Emergency alerts come as benefit of being citizen
LITCHFIELD – Even though Police Chief Joseph O’Brien was vacationing in New York, he still knew about a mailbox vandalism spree back home.
His officers didn’t call him. The chief received a text-message notification earlier this month just like all other residents registered with a new alert system.
Litchfield police this May joined several area police departments in using Nixle, a service that allows public officials to send emergency messages to residents via cell phone or Internet.
At no cost to the town, officials can notify residents of downed power lines, a crime spree or any other public safety matter.
“It’s ideal, and they don’t get any spam with it, at all,” O’Brien said.
All a resident needs to do is go to www.litchfieldpd.com and click on the “citizen’s page” link. There, just click on the link promoting up-to-the-minute police information.
O’Brien and his staff have broadcast messages through the service about eight times, he said.

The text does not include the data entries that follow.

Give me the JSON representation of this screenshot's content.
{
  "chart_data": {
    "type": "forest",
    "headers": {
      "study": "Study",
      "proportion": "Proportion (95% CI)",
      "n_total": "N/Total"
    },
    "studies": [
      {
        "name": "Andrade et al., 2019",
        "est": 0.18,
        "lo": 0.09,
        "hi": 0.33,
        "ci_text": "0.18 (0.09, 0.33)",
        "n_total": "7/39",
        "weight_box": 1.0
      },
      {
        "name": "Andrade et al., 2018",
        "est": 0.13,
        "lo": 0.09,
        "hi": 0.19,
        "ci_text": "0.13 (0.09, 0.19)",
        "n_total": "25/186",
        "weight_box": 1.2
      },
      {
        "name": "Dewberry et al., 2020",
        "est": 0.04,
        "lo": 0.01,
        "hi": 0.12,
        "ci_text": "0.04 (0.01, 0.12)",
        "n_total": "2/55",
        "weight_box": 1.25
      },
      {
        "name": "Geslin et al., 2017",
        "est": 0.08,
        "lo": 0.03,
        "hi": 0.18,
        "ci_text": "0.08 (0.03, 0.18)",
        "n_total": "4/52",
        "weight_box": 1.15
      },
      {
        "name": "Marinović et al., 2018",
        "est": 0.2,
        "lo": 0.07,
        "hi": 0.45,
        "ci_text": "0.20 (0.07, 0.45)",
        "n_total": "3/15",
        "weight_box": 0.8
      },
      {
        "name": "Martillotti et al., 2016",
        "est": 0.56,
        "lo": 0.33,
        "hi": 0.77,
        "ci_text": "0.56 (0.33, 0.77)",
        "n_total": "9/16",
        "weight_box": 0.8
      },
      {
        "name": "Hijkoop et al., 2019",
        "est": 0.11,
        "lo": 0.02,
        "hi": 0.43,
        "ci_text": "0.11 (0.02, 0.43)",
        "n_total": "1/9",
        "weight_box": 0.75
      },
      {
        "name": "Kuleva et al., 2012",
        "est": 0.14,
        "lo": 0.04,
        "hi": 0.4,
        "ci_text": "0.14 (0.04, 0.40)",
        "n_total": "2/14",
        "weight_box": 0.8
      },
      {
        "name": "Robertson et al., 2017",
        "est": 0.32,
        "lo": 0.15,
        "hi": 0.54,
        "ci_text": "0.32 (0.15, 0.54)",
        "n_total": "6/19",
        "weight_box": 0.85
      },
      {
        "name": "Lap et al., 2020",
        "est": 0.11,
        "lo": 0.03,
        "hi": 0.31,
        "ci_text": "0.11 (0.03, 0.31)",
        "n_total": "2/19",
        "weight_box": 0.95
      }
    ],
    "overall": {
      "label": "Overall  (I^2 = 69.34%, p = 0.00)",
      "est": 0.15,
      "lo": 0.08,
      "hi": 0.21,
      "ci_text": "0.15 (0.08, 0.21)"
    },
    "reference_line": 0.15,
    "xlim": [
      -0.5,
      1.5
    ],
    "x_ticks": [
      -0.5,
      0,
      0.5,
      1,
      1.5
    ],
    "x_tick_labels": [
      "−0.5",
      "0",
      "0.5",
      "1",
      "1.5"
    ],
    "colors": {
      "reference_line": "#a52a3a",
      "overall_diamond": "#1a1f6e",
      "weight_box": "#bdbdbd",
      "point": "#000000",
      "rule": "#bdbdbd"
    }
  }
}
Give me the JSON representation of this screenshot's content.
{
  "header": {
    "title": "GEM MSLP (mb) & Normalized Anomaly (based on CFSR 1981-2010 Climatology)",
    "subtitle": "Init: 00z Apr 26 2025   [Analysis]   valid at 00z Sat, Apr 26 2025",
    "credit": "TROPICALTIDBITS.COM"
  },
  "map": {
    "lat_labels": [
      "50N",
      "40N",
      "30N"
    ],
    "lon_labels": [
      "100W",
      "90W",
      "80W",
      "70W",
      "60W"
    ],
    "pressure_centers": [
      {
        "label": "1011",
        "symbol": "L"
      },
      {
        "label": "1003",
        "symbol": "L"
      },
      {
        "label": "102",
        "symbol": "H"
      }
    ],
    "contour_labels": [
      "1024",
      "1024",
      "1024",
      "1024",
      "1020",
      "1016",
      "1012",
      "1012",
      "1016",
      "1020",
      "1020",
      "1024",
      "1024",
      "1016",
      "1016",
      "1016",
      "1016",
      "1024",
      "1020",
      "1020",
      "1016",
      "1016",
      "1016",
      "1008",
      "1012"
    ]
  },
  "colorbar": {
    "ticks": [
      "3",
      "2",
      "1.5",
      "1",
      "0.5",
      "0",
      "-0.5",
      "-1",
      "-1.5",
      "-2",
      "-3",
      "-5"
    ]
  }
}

Recent notifications included a July 27 alert that a portion of Route 3A was closed because a motor vehicle accident had downed a utility pole.
A July 8 alert urged residents to lock their cars because of a string of break-ins. And a July 10 bulletin – the one O’Brien received on vacation – warned residents about a rash of vandalized mailboxes in town.
O’Brien learned of Nixle a few months ago when the San Francisco company sent the department a flier.
O’Brien learned of Nixle a few months ago when the San Francisco company sent the department a flier. The department’s tech support employee gave O’Brien a good review of the service, and the chief was sold, he said.
So far, about 270 Litchfield residents have registered, O’Brien said.
Nixle launched nationwide in February, and since then, more than 600 communities nationwide have signed up for the service, including Chicago, Los Angeles, Miami, Boston and Baltimore, the company said.
Amherst and Merrimack police also use Nixle.